[PATCH] xfs: prevent close() from hanging on frozen filesystems

From: Aditya Srivastava

Date: Wed Jun 10 2026 - 09:19:04 EST

From: Aditya Prakash Srivastava <aditya.ansh182@xxxxxxxxx>

When a file with active speculative post-EOF preallocations is closed,
xfs_file_release() synchronously triggers xfs_free_eofblocks() to clean
them up. This requires allocating a write transaction (xfs_trans_alloc),
which blocks indefinitely if the filesystem is currently frozen or in the
process of freezing, as it waits to acquire the superblock's write lock.

As a result, a close() system call on a read-write file descriptor can
hang indefinitely in percpu_rwsem_wait() until the filesystem is thawed,
even if the file is closed by a non-writer process or after all writing
activity has already ceased.

This issue has been seen across multiple downstream environments and has a
long history of causing severe system disruption. For example:
- Downstream Red Hat Bugzilla 1474726 (dating back to 2017) details
complete system hangs during system backups when rsync and fsfreeze
are used. Even seemingly harmless read-only commands like
'cat /var/log/messages' would hang on close() in __sb_start_write
via xfs_free_eofblocks, requiring a hard reboot.
- Downstream LeApp integration test scenarios (e.g. systemd-rsync migration
checks) consistently hit this hang when trying to freeze the system.

Historically, XFS maintainers dismissed this behavior as NOTABUG, claiming
that close() is not a read-only operation and is expected to block since it
allocates write transactions. However, this behavior is highly disruptive.
User-space applications view close() as a resource reclamation system call,
not a write operation, and do not expect it to block. Hanging on close()
frequently triggers container healthcheck failures, systemd service
timeouts, and cluster failover cascades.

Additionally, no other major Linux filesystem (such as ext4 or btrfs)
synchronously allocates write transactions during close() system calls,
making this hang a highly unexpected and disruptive behavior unique to XFS.
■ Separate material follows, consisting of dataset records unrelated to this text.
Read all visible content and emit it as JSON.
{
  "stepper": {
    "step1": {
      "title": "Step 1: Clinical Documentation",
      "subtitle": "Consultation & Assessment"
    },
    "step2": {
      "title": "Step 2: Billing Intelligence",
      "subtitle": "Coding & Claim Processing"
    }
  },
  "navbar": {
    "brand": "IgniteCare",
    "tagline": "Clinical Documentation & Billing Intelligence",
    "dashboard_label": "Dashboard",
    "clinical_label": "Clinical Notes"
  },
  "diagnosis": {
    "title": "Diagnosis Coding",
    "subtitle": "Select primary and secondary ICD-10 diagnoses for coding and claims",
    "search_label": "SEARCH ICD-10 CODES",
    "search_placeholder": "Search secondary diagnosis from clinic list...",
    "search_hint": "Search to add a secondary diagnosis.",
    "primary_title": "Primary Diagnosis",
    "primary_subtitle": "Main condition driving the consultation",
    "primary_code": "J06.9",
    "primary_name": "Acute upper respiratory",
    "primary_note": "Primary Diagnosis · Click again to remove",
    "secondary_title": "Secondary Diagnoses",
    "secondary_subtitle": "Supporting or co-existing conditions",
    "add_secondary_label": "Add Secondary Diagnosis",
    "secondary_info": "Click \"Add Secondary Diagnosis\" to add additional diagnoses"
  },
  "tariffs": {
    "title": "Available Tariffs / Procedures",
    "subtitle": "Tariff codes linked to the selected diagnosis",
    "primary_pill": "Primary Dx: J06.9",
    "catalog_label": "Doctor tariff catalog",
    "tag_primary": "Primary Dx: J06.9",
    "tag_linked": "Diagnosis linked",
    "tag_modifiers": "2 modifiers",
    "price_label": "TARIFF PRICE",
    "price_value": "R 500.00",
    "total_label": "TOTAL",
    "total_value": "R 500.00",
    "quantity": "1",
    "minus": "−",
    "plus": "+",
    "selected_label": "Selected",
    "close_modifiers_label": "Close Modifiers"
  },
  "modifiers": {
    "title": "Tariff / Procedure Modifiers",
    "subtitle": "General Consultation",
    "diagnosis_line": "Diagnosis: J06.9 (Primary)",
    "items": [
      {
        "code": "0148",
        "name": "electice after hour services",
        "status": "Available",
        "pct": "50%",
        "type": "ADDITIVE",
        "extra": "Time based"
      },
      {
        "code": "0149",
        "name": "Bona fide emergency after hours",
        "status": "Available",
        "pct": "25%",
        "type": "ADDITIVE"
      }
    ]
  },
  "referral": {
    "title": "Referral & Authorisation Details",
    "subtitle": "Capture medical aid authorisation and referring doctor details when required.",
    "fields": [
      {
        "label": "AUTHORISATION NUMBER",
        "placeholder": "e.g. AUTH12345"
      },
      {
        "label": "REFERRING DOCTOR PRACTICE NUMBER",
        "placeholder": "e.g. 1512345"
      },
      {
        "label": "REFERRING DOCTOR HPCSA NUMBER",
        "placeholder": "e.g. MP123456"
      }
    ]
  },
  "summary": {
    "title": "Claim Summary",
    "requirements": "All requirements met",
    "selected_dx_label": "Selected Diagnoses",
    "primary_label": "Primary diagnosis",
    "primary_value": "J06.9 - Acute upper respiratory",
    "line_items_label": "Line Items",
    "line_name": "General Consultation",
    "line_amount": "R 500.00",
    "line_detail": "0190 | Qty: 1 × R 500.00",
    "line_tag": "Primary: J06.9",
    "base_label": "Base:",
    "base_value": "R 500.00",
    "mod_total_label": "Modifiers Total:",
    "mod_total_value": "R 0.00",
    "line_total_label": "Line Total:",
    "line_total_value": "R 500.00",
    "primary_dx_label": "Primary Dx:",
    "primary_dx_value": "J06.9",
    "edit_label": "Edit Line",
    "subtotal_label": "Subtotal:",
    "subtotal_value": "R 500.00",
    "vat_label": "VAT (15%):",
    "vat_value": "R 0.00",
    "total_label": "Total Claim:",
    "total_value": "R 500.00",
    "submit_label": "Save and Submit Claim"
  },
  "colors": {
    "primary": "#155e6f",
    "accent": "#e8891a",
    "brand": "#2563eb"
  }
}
We can safely skip this post-EOF cleanup optimization during a filesystem
freeze because:

1. Speculative preallocation is purely a performance heuristic to prevent
fragmentation, not a requirement for file correctness or metadata
consistency. The frozen snapshot remains completely consistent and safe,
regardless of whether these post-EOF blocks are freed before or
after thaw.

2. No space is permanently leaked. Any skipped speculative preallocations
are safely preserved and will be scanned and reclaimed automatically by
the background block garbage collection (blockgc) workers once the
filesystem is thawed.

3. Precedent already exists in xfs_file_release() to skip this truncation:
it already uses xfs_ilock_nowait() and silently skips the cleanup if
the lock cannot be acquired, relying on background or future cleanup to
avoid mmdeadlocks. Skipping under fsfreeze is highly consistent with
this existing design.

Note that background blockgc and inodegc workers are already explicitly
stopped during freeze (via xfs_blockgc_stop() and xfs_inodegc_stop()),
leaving the synchronous xfs_file_release() path as the sole remaining
unblocked path that could attempt write transactions on a frozen
filesystem.

Fix this hang by checking if the filesystem is writable at the
SB_FREEZE_WRITE level in xfs_file_release() and returning early if it
is frozen or freezing.

A simple C reproducer demonstrating the hang (compile with -pthread):

#define _GNU_SOURCE
#include <stdio.h>
#include <stdlib.h>
#include <string.h>
#include <unistd.h>
#include <fcntl.h>
#include <pthread.h>
#include <sys/ioctl.h>
#include <sys/vfs.h>
#include <linux/fs.h>
#include <libgen.h>

volatile int close_started = 0;
volatile int close_completed = 0;

void *close_thread(void *arg) {
int fd = *(int *)arg;
close_started = 1;
close(fd);
close_completed = 1;
return NULL;
}

int main(int argc, char *argv[]) {
struct statfs sfs;
statfs(argv[1], &sfs);
if (sfs.f_type != 0x58465342) return 1;

int freeze_fd = open(dirname(strdup(argv[1])), O_RDONLY);
int write_fd = open(argv[1], O_WRONLY | O_CREAT | O_TRUNC, 0644);
char buf[65536] = {0};
for (int i = 0; i < 320; i++) write(write_fd, buf, sizeof(buf));

ioctl(freeze_fd, FIFREEZE, 0);
pthread_t thread;
pthread_create(&thread, NULL, close_thread, &write_fd);
while (!close_started) usleep(1000);
usleep(1000000); // Wait 1s
if (!close_completed) printf("SUCCESS: close() hung!\\n");
ioctl(freeze_fd, FITHAW, 0);
pthread_join(thread, NULL);
unlink(argv[1]);
return 0;
}

Link: https://bugzilla.kernel.org/show_bug.cgi?id=205833
Link: https://bugzilla.redhat.com/show_bug.cgi?id=1474726
Signed-off-by: Aditya Prakash Srivastava <aditya.ansh182@xxxxxxxxx>
---
fs/xfs/xfs_file.c | 9 +++++++++
1 file changed, 9 insertions(+)

diff --git a/fs/xfs/xfs_file.c b/fs/xfs/xfs_file.c
index 845a97c9b063..401403e066c9 100644
--- a/fs/xfs/xfs_file.c
+++ b/fs/xfs/xfs_file.c
@@ -1798,6 +1798,15 @@ xfs_file_release(
xfs_is_zoned_inode(ip))
return 0;

+ /*
+ * If the filesystem is frozen or freezing, don't trigger transactions
+ * that would block close() indefinitely. Background block garbage
+ * collection will clean up these speculative preallocations once
+ * the filesystem thaws.
+ */
+ if (!xfs_fs_writable(mp, SB_FREEZE_WRITE))
+ return 0;
+
/*
* If we can't get the iolock just skip truncating the blocks past EOF
* because we could deadlock with the mmap_lock otherwise. We'll get
--
2.47.3